Sturdy demand for smartwatches helped drive a document yr for Garmin in 2024, with the corporate witnessing “exceptional development”, in line with new monetary statements.
Garmin recorded its greatest ever consolidated income of $6.3 billion (£5 billion) final yr, a 20% enhance on 2023’s outcomes. After gross sales, administrative, and tax prices, this labored out to a web revenue of $1.4 billion (£1.1 billion).
Commenting on the ends in a report launched on Wednesday, CEO Cliff Pemble stated he was “very proud” of the corporate’s success.
“2024 was a yr of exceptional development and achievement for Garmin, leading to document full-year consolidated income and document full-year income in all 5 of our segments, in addition to document full-year consolidated working revenue,” Pemble stated.
“We’re getting into 2025 with continued robust momentum from our strong product lineup and have many product launches deliberate in the course of the yr.”
Amongst Garmin’s greatest releases in 2024 have been the up to date Edge 1050 biking pc, the Fenix 8 smartwatch, and the smaller Lily 2 Energetic smartwatch, the corporate’s smallest ever GPS wearable.
The report highlighted specifically a “robust demand” for wearables – smartwatches – out there. Garmin’s health sector, to which its biking merchandise and smartwatches belong, witnessed essentially the most development, with revenues rising by 31% year-on-year within the three months to Christmas.
The corporate additionally sells out of doors, aviation, marine, and automotive merchandise.
A publicly listed firm, Garmin’s inventory value surged by greater than 12% after it launched its earnings report on Wednesday. The inventory value is now at an all-time excessive because the firm went public in 2000.
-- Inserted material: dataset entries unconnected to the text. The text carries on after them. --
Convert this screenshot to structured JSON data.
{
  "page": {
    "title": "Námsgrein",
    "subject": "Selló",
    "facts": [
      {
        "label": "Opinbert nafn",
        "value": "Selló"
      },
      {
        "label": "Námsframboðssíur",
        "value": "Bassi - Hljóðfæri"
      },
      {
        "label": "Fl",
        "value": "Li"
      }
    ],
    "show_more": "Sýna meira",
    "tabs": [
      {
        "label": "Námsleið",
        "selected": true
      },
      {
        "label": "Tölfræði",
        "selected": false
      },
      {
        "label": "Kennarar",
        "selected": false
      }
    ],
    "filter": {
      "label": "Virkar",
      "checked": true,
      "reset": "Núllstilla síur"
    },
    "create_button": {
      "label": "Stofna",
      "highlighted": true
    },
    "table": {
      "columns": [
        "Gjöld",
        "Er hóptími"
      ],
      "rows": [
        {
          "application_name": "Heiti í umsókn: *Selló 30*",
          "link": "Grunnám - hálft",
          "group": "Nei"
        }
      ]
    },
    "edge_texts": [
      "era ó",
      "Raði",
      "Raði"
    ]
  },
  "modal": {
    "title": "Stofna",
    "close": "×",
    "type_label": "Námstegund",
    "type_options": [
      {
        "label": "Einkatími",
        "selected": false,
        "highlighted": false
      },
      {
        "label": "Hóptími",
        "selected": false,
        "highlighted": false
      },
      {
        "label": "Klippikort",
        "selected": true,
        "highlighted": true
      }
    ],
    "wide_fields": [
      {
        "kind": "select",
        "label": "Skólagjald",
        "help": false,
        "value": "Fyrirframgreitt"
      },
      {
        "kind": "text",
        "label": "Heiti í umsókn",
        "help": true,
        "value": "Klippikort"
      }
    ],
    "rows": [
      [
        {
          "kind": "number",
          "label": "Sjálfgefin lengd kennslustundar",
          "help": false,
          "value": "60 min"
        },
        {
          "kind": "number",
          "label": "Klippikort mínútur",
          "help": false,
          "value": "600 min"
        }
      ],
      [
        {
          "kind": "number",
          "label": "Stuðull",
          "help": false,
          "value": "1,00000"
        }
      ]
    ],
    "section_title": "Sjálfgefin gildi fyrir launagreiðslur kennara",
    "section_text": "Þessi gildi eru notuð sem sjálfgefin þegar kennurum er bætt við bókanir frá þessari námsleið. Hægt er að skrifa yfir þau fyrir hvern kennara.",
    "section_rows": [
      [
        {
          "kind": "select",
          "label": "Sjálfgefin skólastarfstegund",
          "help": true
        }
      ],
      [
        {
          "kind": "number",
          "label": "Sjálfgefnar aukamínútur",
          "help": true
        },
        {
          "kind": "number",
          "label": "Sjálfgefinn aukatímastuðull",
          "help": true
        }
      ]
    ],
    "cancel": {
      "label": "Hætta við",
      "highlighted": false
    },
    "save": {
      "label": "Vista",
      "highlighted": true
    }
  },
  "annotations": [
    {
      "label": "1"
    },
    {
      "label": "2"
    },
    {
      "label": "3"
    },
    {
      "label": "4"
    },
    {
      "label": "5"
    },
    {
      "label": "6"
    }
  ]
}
Garmin’s development – though not reliant on biking merchandise alone – stands out towards a backdrop of lingering post-pandemic downturn within the bike business.
Late final yr, UK retail chain Halfords cited a “decline in biking” when it posted a 25% year-on-year fall in income.
“In biking, while we grew market share, the market itself was very difficult,” wrote Halfords CFO Jo Hartley in November. “Biking market volumes, as reported by the Bicycle Affiliation, are actually c.30% beneath pre-covid ranges.”
The business struggled worldwide within the fast aftermath of the pandemic, with a widespread stoop in demand resulting in excessive inventories and overstocking. Ensuing cut-price gross sales then led to losses for a lot of corporations.